“Help us!”: At COP27, as everywhere else in the world, art and ecology come together, where activist movements or artists’ performances in major museums are increasing to raise awareness of climate emergencies.
Egyptian artist Bahia Shehab wanted to immerse the participants of COP27 in Egypt in the “hell” of the global world, in a model of fist operations recently carried out by activists with mashed potatoes, glue or tomato sauce on master canvases to warn the public. warming up
For the installation Heaven and Hell in the Anthropocene, he wanted to hack the heat controls of the huge UN-run negotiating complex in Sharm el-Sheikh to raise the temperature during meetings of officials.
Because, he tells AFP, a recent study showed that “people in warmer places are more likely to believe in climate change.”
But due to strict security measures, this Cairo relied on another concept, “heaven and hell”: a room heated to 45°C, symbolizing damnation, and another air-conditioned room, representing Eden.
“Artists can enrich the discussion, they are the bridge,” he pleads.
– “Soundboard” –
Marguerite Courtel, an expert on the cultural sector’s environmental transition, says artists can help humanity adapt to climate change.
“The artists have a message to continue the transition in terms of imagination and the stories that will accompany it,” he told AFP.
It seems that Mrs. Shahab converted at least one person to faith. “The young girl came out of “hell” saying “I will never throw garbage on the ground again”.
“For me, aesthetics are less important than the questions asked,” he continues with one piece.
In a new shocker in Vienna on Tuesday, environmental activists sprayed Austrian Gustav Klimt’s famous painting “Death and Life” with a black liquid.
In recent weeks, other activists have stuck their hands to a Goya painting in Madrid or Andy Warhol’s famous Campbell’s Soup on display in Australia, sprinkled tomato soup on Van Gogh’s Sunflowers in London and smeared mashed potatoes on a Claude Monet masterpiece. Potsdam, near Berlin.
While the paintings were not damaged, the “Sunflowers” incident caused slight damage to the frame of the canvas.
“It’s interesting because it shows that the museum is a sounding board for contemporary issues,” Ms. Kurtel analyzes.

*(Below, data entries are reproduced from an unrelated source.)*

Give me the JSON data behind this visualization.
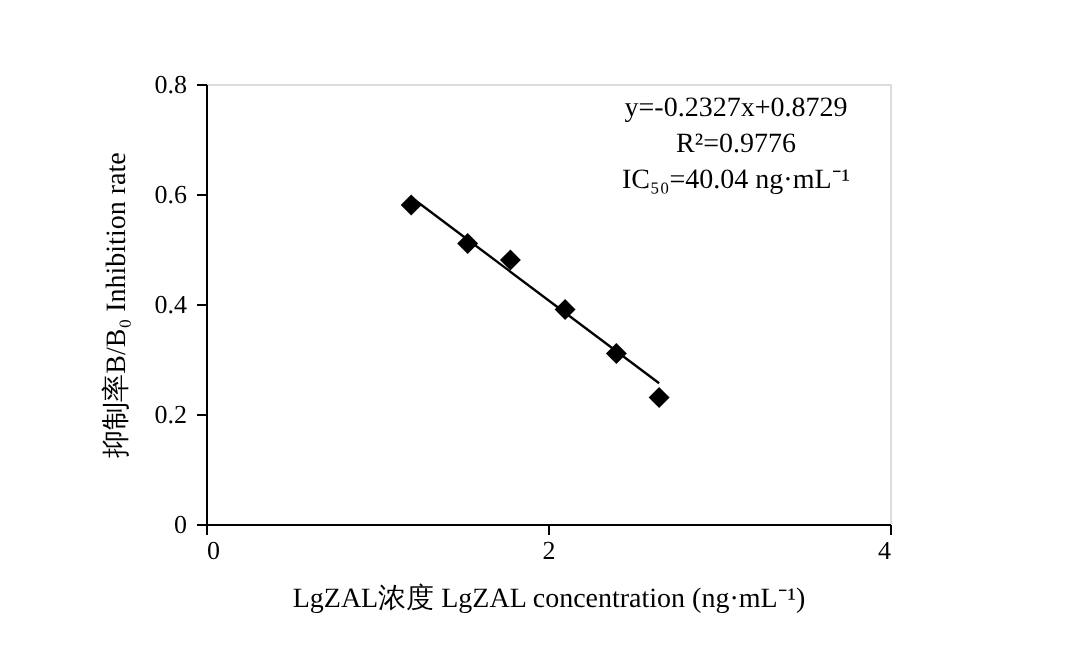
{
  "chart_data": {
    "type": "scatter",
    "xlabel": "LgZAL浓度 LgZAL concentration (ng·mL⁻¹)",
    "ylabel": "抑制率B/B₀ Inhibition rate",
    "annotations": [
      "y=-0.2327x+0.8729",
      "R²=0.9776",
      "IC₅₀=40.04 ng·mL⁻¹"
    ],
    "series": [
      {
        "type": "line",
        "color": "#000000",
        "marker": "none",
        "line_style": "solid",
        "x": [
          1.2,
          2.65
        ],
        "values": [
          0.594,
          0.256
        ]
      },
      {
        "color": "#000000",
        "marker": "diamond",
        "x": [
          1.2,
          1.53,
          1.78,
          2.1,
          2.4,
          2.65
        ],
        "values": [
          0.58,
          0.51,
          0.48,
          0.39,
          0.31,
          0.23
        ]
      }
    ],
    "xlim": [
      0,
      4
    ],
    "xticks": [
      0,
      2,
      4
    ],
    "ylim": [
      0,
      0.8
    ],
    "yticks": [
      0,
      0.2,
      0.4,
      0.6,
      0.8
    ],
    "grid": false
  }
}
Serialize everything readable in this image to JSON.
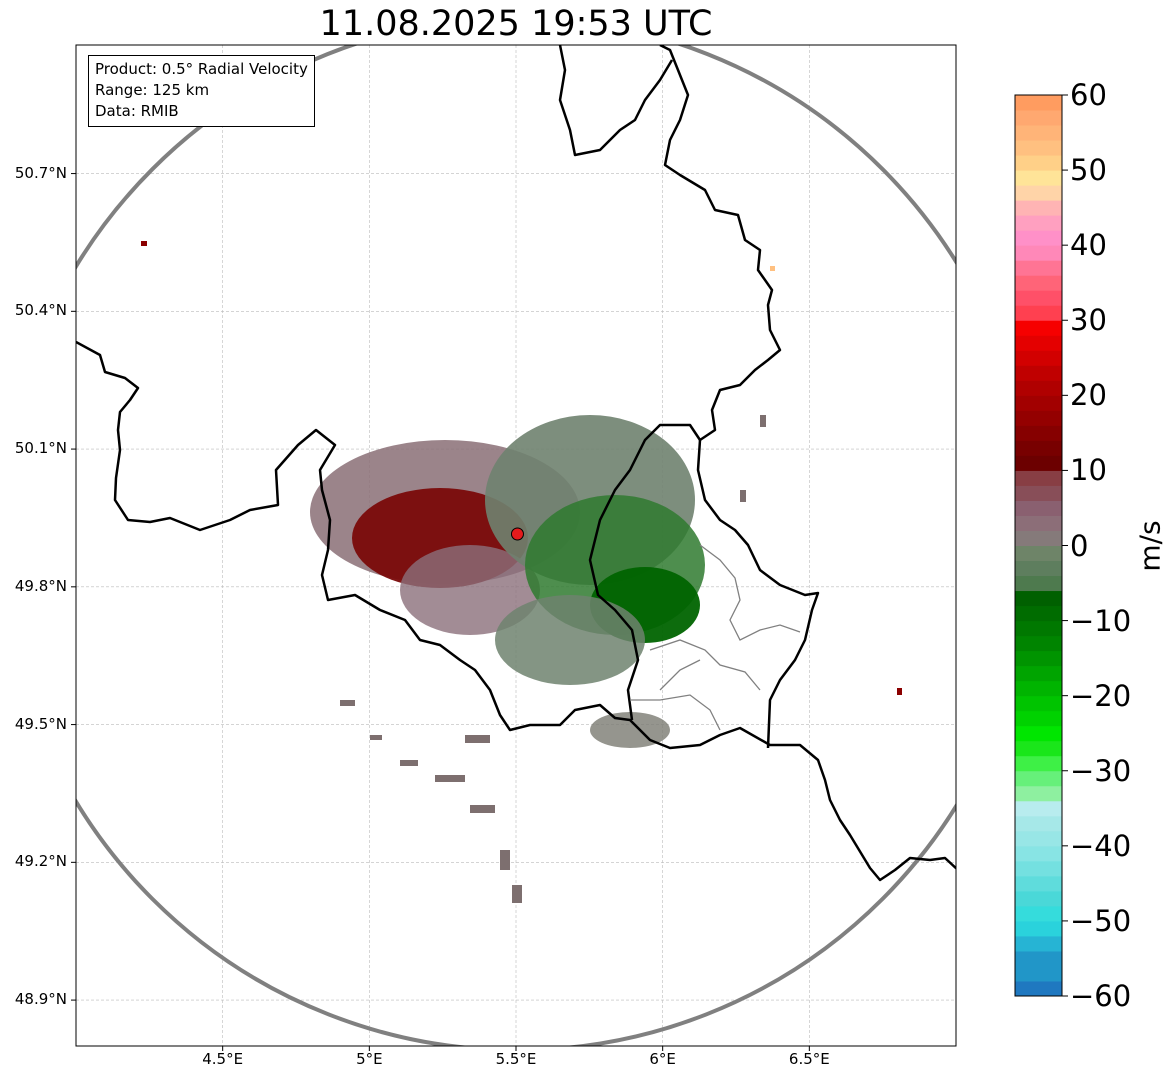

“Those who rebel against these actions should rebel against big groups like Total who continue to pollute,” he said.
– “Eco-responsible” jobs –
If climate activists have invited themselves to museums, art is inviting itself to COP27.
Indian Shiloh Shiv Suleman covered the entire wall of the complex in Sharm el-Sheikh with colors and sent a message to “world leaders who treat the planet as a product”.
With the Fearless Collective, he “painted a large mural representing jungles and animals to remind us to return to the source: mountains, stars and rivers, and a way of life in harmony with nature.”
Egypt’s Rehab El Sadek pitched a tent at COP27 in the middle of the Sinai desert, just like the Bedouins of Sharm el-Sheikh.
Surrounded by environmental messages in English, Spanish and Arabic collected from locals, this “universal construction creates a connection between the local population and visitors from all over the world”, he explained to AFP.
Because, Ms. Kurtel adds, art should not only warn. He, too, must adopt short-circuiting and other techniques to avoid accelerating climate change.
Museums have already moved away from their once major patrons, the hydrocarbon companies.
But “one of the questions that arises is the eco-responsibility of the works, are they eco-produced?”, Ms. Kurtel adds, citing a sadly famous example.
At COP21 in 2015, artist Olafur Eliasson created a giant “clock” symbolizing the urgency of fighting global warming.
The problem? Its dim carbon footprint, as it was represented by twelve huge blocks of ice transported every hour from Greenland to Paris in refrigerated containers by boat and then by truck.